Sarmiento

Martín Caparrós

Fragmento

cap-1

1874

YA

Ya está: mañana se termina. Estoy dejando atrás todo eso que alguna vez me pareció, de tan lejano, inalcanzable. Pasé toda mi vida tratando de ser lo que ahora soy y mañana ya no. Lo fui seis años; pasado mañana será como si no lo hubiera sido.

Ya fui. Ya cumplí sesenta y tres años, ya se acaba. Es el momento de aprender a ser viejo.

De aprender, digo, a ser un viejo.

No hay nada más difícil. Todos los otros aprendizajes, ingratos, laboriosos, se toleran por la esperanza de que servirán para conseguir lo que uno quiere de la vida. Se aprende con un fin, y eso lo vuelve más soportable: lo vuelve posible. Aprender a ser viejo, en cambio, se justifica con metas de pantuflas: descansar, disfrutar de tus seres queridos, retomar aquella afición de juventud que la vida te impidió cultivar, cuidarte la salud, sobrevivir. Aprender a ser viejo es aceptar que ya has hecho lo que tenías para hacer, que ya no serás otro, que ya no queda mucho más, que ya sos parte del pasado: que la palabra ya es la clave de tu vida.
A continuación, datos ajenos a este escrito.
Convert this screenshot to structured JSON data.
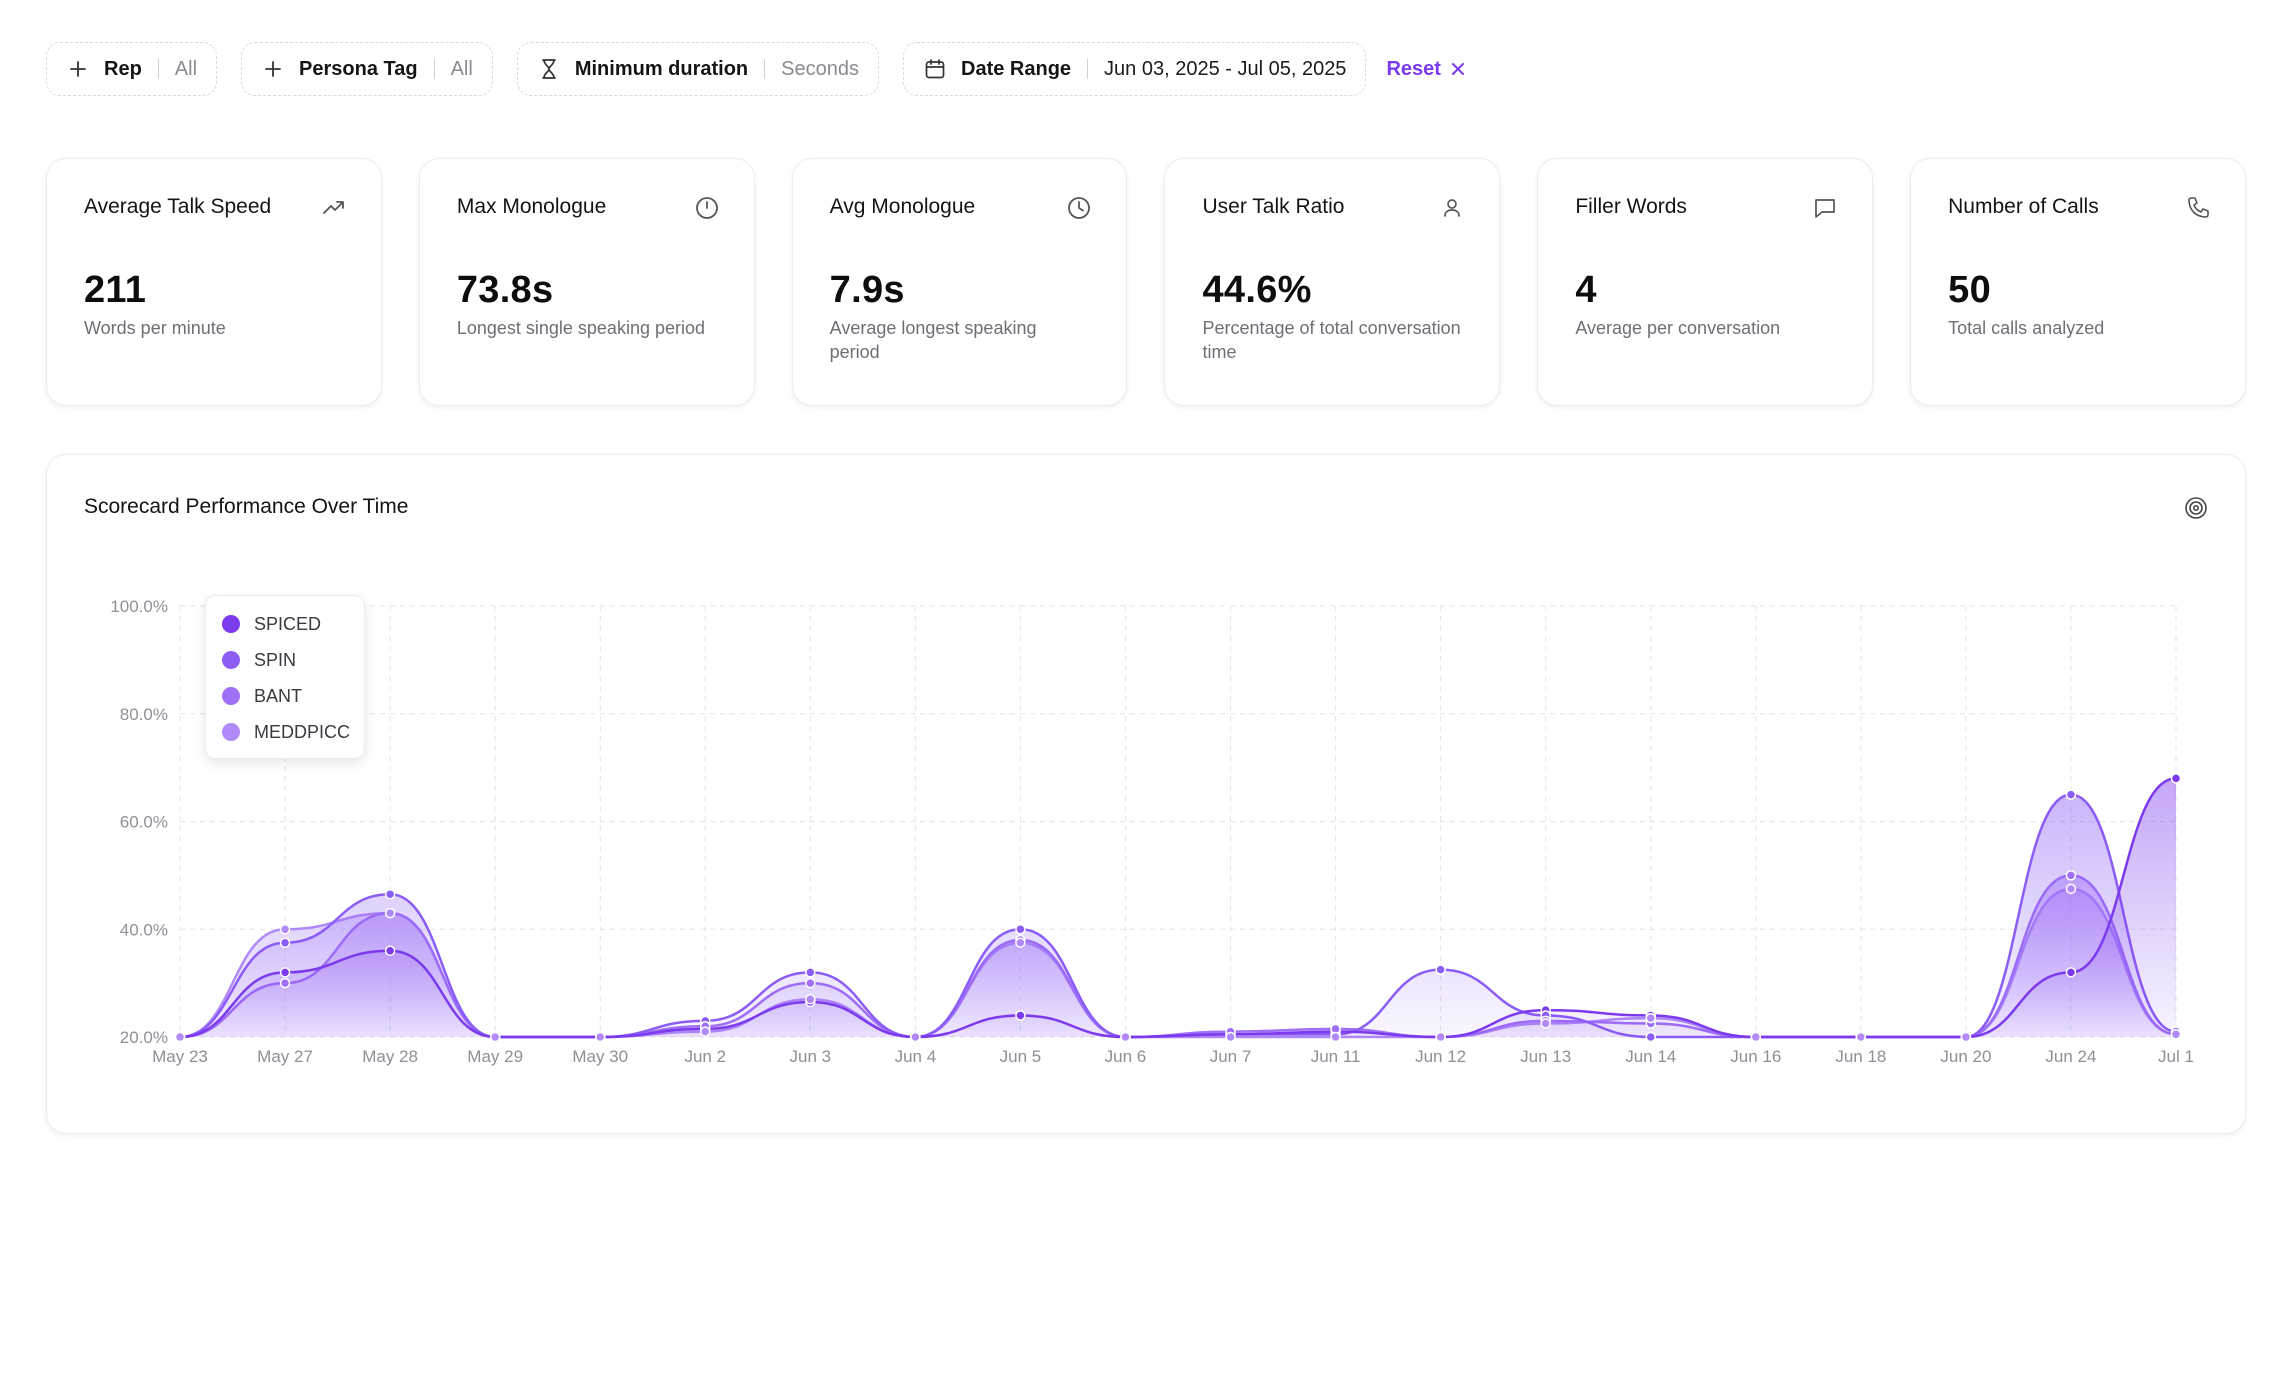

Ya sé, me dirán que solo —¡solo!— tengo sesenta y tres años, que todavía puedo hacer tanto, que si no quiero dar lástima debo empezar por no tenérmela. Esquivarán la certeza de lo más evidente: que nada de lo que puedo intentar de ahora en más se compara siquiera con la potencia de dirigir —de haber dirigido— mi país; que cualquier cosa, frente a eso, será un pasatiempo. Que al retirarme de la presidencia me retiro: que todo lo demás es pura cháchara.

Mi escritorio ya está casi limpio. Felipe ha hecho, eficaz e imperceptible como siempre, su trabajo: ha metido en estas cestas de mimbre del Tigre —de ese mimbre que yo mismo planté en las islas hace años— mis papeles personales, mi tintero y mi pluma de plata que me mandó la reina de Inglaterra, mi mástil con la bandera azul y blanca que me trajo mi amigo Pepe Posse, mi retrato miniatura del pobre Dominguito que pintó mi nieta Eugenia, los siete u ocho libros que estuve usando estos últimos días, los dos ladrillos del Censo Nacional que publicamos hace casi tres años, el mate de plata repujada que me hizo llegar el pueblo de San Juan cuando asumí la presidencia. Queda esta pila de hojas en blanco, el viejo tintero de porcelana de Limoges que me regaló —hace quién sabe cuánto— mi querida Aurelia y la pluma más basta, de pato lagunero, que prefiero para escribir en serio. Queda, sobre todo, la sensación de que esto que pasó no ha sido: que, en unos días, alguien tendrá que convencerme de que fui, durante seis largos años, el presidente de la República Argentina.

Queda, por eso, la opción de hacer una vez más lo que hice siempre: contarlo, a ver si me lo creo.

Pero ya sé que recordar —también acá, incluso acá— sigue siendo un memorial de las derrotas.

¿Qué otra cosa se podría recordar?

O, mejor, el recuerdo: ¿no convierte en derrota todo lo que toca?